たしか『犯罪』のほうにこんなオハナシがありました。
主人公はイリーナという東欧の十代の女の子。
物語はイリーナがレイプされるところから始まります。
戦争のせいで家族は全員死んじゃったけど、お兄ちゃんだけが戦争から帰ってきた。
そんな大好きなお兄ちゃんと、荒れた祖国の、それでも清浄な家の近くの湖のほとりで将来の夢の話をしていました。

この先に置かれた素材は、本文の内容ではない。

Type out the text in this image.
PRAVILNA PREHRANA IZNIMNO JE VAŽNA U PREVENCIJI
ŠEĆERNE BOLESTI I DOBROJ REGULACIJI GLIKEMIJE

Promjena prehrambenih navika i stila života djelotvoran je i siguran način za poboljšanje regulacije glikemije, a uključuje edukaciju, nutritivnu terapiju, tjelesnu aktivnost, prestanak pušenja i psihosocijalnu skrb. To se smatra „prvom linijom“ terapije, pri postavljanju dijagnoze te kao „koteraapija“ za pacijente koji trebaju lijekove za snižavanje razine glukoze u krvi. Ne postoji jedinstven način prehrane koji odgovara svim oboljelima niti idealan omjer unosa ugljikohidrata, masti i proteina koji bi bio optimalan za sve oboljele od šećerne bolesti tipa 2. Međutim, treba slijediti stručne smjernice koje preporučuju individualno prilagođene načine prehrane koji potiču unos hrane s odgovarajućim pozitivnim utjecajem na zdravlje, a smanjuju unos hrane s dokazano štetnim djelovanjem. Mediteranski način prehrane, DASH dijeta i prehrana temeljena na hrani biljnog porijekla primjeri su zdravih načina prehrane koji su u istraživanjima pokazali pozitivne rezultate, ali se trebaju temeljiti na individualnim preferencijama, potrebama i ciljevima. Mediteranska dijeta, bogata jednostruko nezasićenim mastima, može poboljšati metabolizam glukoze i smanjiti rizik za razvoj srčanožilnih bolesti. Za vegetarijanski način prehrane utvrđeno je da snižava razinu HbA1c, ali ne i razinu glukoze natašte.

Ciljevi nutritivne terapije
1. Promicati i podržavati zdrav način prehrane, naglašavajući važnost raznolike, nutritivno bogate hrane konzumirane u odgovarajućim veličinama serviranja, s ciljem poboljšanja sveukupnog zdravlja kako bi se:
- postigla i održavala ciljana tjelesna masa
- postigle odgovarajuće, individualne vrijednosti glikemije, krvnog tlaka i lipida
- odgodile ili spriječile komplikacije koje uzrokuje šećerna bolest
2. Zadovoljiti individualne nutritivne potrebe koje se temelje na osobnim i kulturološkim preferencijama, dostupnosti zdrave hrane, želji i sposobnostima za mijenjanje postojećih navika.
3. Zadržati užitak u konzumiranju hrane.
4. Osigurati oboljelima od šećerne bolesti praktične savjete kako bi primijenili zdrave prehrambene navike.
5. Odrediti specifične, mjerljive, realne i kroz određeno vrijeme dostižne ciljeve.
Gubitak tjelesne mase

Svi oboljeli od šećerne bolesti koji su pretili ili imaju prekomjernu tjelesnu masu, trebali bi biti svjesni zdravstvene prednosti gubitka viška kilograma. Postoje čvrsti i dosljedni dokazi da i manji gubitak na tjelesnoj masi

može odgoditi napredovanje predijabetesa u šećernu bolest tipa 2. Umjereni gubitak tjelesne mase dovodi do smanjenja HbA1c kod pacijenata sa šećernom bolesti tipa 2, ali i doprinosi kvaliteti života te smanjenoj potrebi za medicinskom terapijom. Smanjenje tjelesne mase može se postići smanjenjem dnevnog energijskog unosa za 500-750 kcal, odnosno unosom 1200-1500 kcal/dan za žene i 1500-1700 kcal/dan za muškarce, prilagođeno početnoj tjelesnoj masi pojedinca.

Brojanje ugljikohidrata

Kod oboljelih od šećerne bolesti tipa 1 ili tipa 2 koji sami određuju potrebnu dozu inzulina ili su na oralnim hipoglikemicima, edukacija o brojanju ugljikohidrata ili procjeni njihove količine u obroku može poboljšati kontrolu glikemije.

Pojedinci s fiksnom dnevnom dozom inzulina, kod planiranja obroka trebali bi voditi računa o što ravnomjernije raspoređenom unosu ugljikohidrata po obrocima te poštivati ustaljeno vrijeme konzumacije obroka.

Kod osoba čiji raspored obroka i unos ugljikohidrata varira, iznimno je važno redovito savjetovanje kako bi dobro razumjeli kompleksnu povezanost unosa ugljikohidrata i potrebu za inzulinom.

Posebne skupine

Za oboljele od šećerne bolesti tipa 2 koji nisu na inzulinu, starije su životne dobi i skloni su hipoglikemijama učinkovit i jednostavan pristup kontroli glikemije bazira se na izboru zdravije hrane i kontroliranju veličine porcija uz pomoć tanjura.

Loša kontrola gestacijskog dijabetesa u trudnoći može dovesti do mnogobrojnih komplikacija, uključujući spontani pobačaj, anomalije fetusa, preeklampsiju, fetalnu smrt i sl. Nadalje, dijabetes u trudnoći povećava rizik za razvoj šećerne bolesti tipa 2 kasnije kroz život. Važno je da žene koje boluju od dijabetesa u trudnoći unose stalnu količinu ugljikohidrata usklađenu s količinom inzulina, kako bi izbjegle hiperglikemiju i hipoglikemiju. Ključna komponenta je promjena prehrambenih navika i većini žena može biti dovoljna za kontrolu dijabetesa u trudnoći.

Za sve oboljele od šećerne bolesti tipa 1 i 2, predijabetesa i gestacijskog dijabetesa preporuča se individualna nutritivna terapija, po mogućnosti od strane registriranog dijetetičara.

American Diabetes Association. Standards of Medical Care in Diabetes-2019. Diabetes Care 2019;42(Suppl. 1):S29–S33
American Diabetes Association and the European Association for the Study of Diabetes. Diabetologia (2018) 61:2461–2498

裁縫の学校に行って、自分のささいなお店を持つという夢です。
家に帰る道の途中で、違和感。
2人を、戦争帰りの若者たちが取り囲みます。
そのグループは兄を殺し、その妹イリーナを輪姦しました。
イリーナは絶望して、湖で入水自殺を図るも失敗。
はっきりしない頭で「歩けるところまで歩こう」と決意。
行き着いた先はドイツ。
死ねないから生きる。
生計を立てるために売春に身を堕とし…
というのが物語の始まり。
とても短い話でなおかつこの作者の書き方が簡明、平易、ハードボイルドで写実的。
多分この話は実話に基いていて、イリーナに似たような理不尽な境遇の人なんてなんぼでもいるはず。
『罪悪』というタイトルの意味は
こんな現実を知らずに暮らしているぼくたち私たちの「罪悪」
なの、かも。ですねー。
のうのうと何も知らず暮らしてる自分はヤクザにも劣らない非道なことをしてる気になります。
『世界と戦う「読書術」』で佐藤優が橋下徹に言及していました。
橋下徹さんは自分のことを「朝日」に書かれて相当頑張っていたけど、「沖縄の売春をもっと活用して欲しい」と言って問題になりましたね。
自分よりもっと差別されている人たちを考える想像力が少ないんですよ。
とのこと。
うーん、確かに、確かに。
ハシモトさんもすきだけど、サトウさんのほうがもーっと好きです。
いやそんなことないです、どっちも好き。